By Kayode Sanni-Arewa

A Yoruba socio-political group, Yoruba Commitment Forum (YCF) has raised an alarm about the looming food shortage in the South West region of the country.

The group said, though, the impending food insecurity is a national crisis, stressing that its impact on Yorubaland is going to be calamitous.

This was contained in a statement jointly signed by Otunba Hon Tayo Onayemi, Barr. Akeem Aponmade,

Barr. Femi Mokikan, Otunba Niyi Sodiya, Mrs. Buky Tunde Oshunrinde and Mrs. Sola Maja, and made available to newsmen in Abeokuta, Ogun State capital.

The YCF attributed the looming food shortage to the invasion and destruction of farmlands by rampaging Fulani herders.

The group, while calling for adequate security of farmers and their farmlands, equally appealed to the federal government to adequately compensate whose farmlands were destroyed and as well give them financial incentives, to encourage them to go back to farm.

The statement titled, “Nigeria’s headaches, food insecurity in Yorubaland”, read, “we have observed that for about seven years now, Fulani herdsmen have been engaging in a relentless destruction of farmlands and settlements in Yorubaland. These criminal Fulani elements resorted to kidnapping, raping, maiming and killing of farmers and Yoruba sons and daughters.

“Neither the governments at any level, nor Fulani herdsmen’s apologists would claim ignorance of the atrocious activities of these ruthless people. Video recordings of their wicked actions suffuse the internet. The end result is that farmers began to be scared off their farms gradually until now when farms have been completely abandoned.

“When this started years ago, foresighted individuals raised concerns; they warned about the potential danger of food insecurity beginning with rising food prices and the need to ensure a stable food supply.
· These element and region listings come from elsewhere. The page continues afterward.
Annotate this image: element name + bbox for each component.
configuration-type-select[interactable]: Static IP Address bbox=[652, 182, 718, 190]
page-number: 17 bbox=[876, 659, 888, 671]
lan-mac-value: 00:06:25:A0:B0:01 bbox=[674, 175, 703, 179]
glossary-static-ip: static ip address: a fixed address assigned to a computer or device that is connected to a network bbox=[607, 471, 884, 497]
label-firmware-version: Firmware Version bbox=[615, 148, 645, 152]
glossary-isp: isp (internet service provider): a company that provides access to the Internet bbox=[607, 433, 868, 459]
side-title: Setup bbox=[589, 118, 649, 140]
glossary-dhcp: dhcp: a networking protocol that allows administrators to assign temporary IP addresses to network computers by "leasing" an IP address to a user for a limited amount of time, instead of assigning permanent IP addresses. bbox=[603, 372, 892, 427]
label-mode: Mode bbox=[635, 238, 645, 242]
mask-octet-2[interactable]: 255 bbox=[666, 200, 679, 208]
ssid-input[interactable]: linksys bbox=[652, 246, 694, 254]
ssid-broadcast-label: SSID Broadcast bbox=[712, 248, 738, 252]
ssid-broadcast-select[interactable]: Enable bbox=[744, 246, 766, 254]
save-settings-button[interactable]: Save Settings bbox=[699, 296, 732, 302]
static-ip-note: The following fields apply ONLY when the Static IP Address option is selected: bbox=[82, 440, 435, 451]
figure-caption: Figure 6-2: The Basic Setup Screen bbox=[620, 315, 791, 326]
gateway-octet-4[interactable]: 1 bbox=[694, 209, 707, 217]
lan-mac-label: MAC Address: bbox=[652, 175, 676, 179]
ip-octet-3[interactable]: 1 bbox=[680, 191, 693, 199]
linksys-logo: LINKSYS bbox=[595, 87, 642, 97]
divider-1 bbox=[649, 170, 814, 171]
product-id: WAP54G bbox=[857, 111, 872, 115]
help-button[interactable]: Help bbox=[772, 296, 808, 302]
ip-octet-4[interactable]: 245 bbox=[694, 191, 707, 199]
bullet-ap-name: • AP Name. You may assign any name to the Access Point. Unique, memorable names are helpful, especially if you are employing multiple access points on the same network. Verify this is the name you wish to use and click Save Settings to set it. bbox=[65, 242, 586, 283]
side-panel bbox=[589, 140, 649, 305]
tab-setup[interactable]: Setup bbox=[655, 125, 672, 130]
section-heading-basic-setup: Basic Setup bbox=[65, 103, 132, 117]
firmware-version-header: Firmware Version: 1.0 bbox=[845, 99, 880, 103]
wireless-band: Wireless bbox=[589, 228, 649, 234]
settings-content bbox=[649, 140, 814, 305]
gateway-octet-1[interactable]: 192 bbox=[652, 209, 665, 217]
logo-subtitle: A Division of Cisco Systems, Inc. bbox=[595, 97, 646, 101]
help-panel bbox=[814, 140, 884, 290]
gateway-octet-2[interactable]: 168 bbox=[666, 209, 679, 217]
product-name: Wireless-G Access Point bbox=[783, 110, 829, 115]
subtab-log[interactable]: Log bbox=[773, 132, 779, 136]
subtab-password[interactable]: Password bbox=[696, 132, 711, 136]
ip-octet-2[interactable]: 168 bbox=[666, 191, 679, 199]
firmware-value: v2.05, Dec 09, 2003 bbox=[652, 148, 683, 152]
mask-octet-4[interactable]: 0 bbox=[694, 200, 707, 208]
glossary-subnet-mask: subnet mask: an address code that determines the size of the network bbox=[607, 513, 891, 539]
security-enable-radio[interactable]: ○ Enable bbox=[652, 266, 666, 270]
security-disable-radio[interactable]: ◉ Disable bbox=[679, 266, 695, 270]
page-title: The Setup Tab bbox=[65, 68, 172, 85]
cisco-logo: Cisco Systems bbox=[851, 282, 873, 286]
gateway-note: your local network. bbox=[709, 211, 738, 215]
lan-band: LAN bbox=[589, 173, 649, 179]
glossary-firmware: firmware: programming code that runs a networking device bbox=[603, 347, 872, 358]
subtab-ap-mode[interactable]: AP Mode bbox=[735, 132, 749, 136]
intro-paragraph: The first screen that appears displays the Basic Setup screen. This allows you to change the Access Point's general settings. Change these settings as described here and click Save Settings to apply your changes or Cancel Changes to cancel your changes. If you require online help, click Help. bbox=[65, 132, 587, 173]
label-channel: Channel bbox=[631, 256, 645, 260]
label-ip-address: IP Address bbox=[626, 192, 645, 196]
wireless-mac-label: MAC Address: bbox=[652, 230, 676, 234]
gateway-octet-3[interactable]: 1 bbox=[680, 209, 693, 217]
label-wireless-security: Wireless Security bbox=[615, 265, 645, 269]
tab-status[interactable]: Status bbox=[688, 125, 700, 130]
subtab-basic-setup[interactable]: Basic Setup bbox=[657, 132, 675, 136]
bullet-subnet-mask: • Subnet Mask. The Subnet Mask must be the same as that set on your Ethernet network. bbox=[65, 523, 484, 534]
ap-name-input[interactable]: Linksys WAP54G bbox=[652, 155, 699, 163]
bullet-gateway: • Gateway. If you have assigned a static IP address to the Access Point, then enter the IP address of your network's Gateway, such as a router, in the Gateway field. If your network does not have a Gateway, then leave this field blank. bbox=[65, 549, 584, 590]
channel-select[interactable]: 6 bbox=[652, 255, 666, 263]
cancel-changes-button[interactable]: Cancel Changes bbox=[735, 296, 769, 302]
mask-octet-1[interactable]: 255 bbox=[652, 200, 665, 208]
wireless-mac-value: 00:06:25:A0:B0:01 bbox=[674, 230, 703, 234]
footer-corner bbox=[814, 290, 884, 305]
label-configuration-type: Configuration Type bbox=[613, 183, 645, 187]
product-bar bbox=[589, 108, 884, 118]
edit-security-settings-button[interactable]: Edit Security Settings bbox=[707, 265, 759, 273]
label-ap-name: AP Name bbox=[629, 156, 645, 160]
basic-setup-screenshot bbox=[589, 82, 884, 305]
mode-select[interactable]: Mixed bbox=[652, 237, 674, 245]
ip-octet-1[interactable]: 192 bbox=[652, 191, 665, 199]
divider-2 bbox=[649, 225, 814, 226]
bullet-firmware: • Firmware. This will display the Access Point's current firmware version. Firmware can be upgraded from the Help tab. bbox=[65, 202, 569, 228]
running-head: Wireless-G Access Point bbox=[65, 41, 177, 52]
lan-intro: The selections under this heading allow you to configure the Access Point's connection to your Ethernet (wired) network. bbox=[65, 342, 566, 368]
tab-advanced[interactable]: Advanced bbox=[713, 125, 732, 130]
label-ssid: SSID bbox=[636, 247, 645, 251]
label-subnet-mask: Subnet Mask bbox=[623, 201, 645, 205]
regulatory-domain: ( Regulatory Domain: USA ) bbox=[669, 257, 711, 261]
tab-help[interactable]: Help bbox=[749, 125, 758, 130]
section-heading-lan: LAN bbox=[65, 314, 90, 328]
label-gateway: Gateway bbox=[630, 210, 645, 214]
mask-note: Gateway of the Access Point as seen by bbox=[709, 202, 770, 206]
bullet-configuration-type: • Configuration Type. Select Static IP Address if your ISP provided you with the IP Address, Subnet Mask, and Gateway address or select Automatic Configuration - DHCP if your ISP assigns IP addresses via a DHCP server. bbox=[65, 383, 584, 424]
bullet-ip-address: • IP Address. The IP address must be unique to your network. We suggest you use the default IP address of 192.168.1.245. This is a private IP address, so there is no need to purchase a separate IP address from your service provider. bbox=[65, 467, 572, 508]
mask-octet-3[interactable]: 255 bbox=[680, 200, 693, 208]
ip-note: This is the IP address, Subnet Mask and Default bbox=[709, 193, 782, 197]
It appears that Southwest was deliberately targeted and the invasion of our farmlands was the execution of a conscious plan to starve our people to death.

“We, the Yoruba Nation agitators, cried out for help against the brazen onslaught, but none came from the federal government led by a Fulani man.

“Unfortunately, the hens have now come home to roost as the consequences of our action, and inaction, are now here for real with food shortages and very high prices making it increasingly difficult for our people to access the basic necessity of food.

“Before the current situation spirals out of control, we hasten to inform the government that there is no alternative to large scale farming which Fulani herdsmen have destroyed by waging a war against farmers. Subsistence farming through the backyards, as good as it is, cannot serve the purpose of assuring any people of food security. Farmlands in the South West must be made very safe.

“We state emphatically that the situation whereby a basket of tomatoes is sold for #4000 in the North while the same is sold in Yorubaland for #150,000 is callous, ruthless and unacceptable to us.

We also call for assistance to use cheaper rail transport among others to assist our market men and women. Other regions do this, why not here in Yorubaland?

“Secondly, governments must incentivise farmers whose investments have been destroyed during the war of attrition waged against them by Fulani terrorists. Without government’s financial assistance, there is no way most farmers will be able to go back to farming, even if security of their lives and new investments are assured”, the statement concluded.